My last post I skipped addressing this. Oops.
Once a tire is flat, the airplane won’t be taxiied. It can be towed if there are enough intact tires. Again consult the maintenance manual for details. It’s done slowly. Very slowly. If the damage is bad enough that gear leg can’t roll, there are dollies you can use. Jack up that corner of the plane, slide the dolly under whatever’s left of the wheel / tire assemblies, then set the airplane back down. Now you’re really towing slow. After a very long delay to get everything ready to move.
[story time…]
On a similar airplane, 2 main tires on each of two legs = 4 total, I once blew one main tire on landing. This was a long time ago and a silent failure in the comparatively primitive antiskid system meant that, unbeknownst to us, one wheel brake was locked while the others were free-spinning as we touched down.
That was an uncontrolled deflation within about a half second of the immovable tire being dragged across the very highly textured concrete runway at ~150mph with ~30K lbs of airplane pressing down on it. We came to a stop on the long runway with no great difficulty, but it was obvious from all the vibration and a persistent rightward pull in the steering that we had a tire/wheel problem of some sort.

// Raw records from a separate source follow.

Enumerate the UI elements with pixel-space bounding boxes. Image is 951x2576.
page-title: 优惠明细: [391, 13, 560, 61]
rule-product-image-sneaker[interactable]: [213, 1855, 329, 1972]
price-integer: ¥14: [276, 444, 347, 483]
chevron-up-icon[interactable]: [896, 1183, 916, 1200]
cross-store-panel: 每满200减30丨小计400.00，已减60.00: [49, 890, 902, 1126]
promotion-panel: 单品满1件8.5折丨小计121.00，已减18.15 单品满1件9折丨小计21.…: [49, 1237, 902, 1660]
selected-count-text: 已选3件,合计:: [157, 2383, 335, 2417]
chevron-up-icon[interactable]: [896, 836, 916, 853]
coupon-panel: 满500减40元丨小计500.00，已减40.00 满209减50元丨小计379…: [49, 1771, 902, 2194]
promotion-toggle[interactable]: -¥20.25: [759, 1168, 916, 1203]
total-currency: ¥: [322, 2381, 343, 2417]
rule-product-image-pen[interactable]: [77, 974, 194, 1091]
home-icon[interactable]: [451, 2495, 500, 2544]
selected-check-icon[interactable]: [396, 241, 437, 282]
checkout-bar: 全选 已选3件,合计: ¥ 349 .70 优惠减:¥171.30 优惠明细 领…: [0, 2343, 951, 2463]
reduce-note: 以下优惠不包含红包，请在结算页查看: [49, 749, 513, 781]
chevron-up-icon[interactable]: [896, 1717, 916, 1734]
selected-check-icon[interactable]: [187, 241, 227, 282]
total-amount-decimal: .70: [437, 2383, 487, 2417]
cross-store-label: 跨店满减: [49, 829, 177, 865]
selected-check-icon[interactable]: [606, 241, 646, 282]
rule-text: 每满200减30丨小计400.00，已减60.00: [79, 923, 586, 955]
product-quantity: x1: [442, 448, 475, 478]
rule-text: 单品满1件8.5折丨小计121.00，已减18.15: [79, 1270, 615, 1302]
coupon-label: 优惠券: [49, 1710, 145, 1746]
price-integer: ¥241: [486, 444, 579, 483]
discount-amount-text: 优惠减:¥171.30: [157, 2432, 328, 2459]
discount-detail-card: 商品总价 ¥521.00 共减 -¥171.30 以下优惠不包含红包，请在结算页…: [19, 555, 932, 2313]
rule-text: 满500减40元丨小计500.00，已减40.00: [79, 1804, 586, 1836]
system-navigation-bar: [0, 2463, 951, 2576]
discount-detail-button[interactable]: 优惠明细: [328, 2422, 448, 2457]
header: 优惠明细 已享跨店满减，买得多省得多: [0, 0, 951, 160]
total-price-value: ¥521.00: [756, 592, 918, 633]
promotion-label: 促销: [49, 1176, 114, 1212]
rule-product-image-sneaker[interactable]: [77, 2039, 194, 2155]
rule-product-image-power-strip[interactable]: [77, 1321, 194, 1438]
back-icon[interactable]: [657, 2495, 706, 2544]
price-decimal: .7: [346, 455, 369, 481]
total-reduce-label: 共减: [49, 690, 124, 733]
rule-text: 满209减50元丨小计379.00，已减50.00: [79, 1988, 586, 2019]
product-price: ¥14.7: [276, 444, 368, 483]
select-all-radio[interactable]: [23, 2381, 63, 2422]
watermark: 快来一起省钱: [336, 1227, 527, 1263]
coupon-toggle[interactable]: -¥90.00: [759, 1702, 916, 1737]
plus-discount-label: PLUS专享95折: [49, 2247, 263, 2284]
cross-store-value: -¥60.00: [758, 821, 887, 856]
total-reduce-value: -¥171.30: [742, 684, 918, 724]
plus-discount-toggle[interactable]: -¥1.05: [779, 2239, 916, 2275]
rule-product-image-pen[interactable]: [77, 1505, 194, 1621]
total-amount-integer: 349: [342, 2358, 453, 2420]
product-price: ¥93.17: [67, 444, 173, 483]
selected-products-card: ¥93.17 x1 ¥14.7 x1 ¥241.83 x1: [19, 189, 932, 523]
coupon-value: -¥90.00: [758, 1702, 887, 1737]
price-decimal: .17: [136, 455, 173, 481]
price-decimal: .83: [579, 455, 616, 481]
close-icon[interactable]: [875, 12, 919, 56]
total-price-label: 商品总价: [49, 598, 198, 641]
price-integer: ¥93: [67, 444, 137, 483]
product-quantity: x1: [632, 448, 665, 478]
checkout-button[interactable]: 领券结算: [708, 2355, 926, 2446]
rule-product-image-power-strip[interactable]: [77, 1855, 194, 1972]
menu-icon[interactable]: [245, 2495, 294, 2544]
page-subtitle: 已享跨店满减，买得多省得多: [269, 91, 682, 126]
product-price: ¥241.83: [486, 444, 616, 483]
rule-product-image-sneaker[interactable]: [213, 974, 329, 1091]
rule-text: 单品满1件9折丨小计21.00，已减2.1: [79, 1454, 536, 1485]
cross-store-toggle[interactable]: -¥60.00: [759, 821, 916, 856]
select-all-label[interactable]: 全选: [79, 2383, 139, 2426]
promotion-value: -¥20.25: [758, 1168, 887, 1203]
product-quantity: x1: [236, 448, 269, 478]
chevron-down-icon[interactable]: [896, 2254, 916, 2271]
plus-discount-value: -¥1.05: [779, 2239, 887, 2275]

Fortunately this occurred at a well-staffed station. It still took about 40 minutes to muster a tow crew out there, inspect enough to decide it was towable, and hook up. Then another 20 minutes to drag us, a couple of company pickups, a couple of airport authority vehicles, and a complete fire station-worth of crash/rescue trucks across a large airport to the gate at 5-10mph. It was quite a retinue for so minor an issue.
ATC was overjoyed when they finally got their runway back after 45+ minutes and their taxiways back a few minutes later. I’m sure that once any concern for the safety of the people was past, they said lots of bad things about us and our predicament among themselves. We certainly inconvenienced the shit out of everybody.
One we got to the gate I went downstairs to see. A big hunk of tread had separated. It, or the madly flailing sidewalls, tore off a hunk of brake line, and left a dent in the underside of the wing. Shredded rubber was stuck to everything nearby. The adjacent tire appeared fine, but I was told it would get changed too because in supporting the entire half of the airplane’s weight from touchdown to parking, it had been overstressed and the manual required its replacement. I was later told the repair cost topped $100K. Turns out an antenna about 30 feet aft of the gear was also ripped of by passing tire shards.
Certainly my most expensive landing ever.
At least we got paid for all the time we were towing or waiting. A pilot has to have his priorities straight.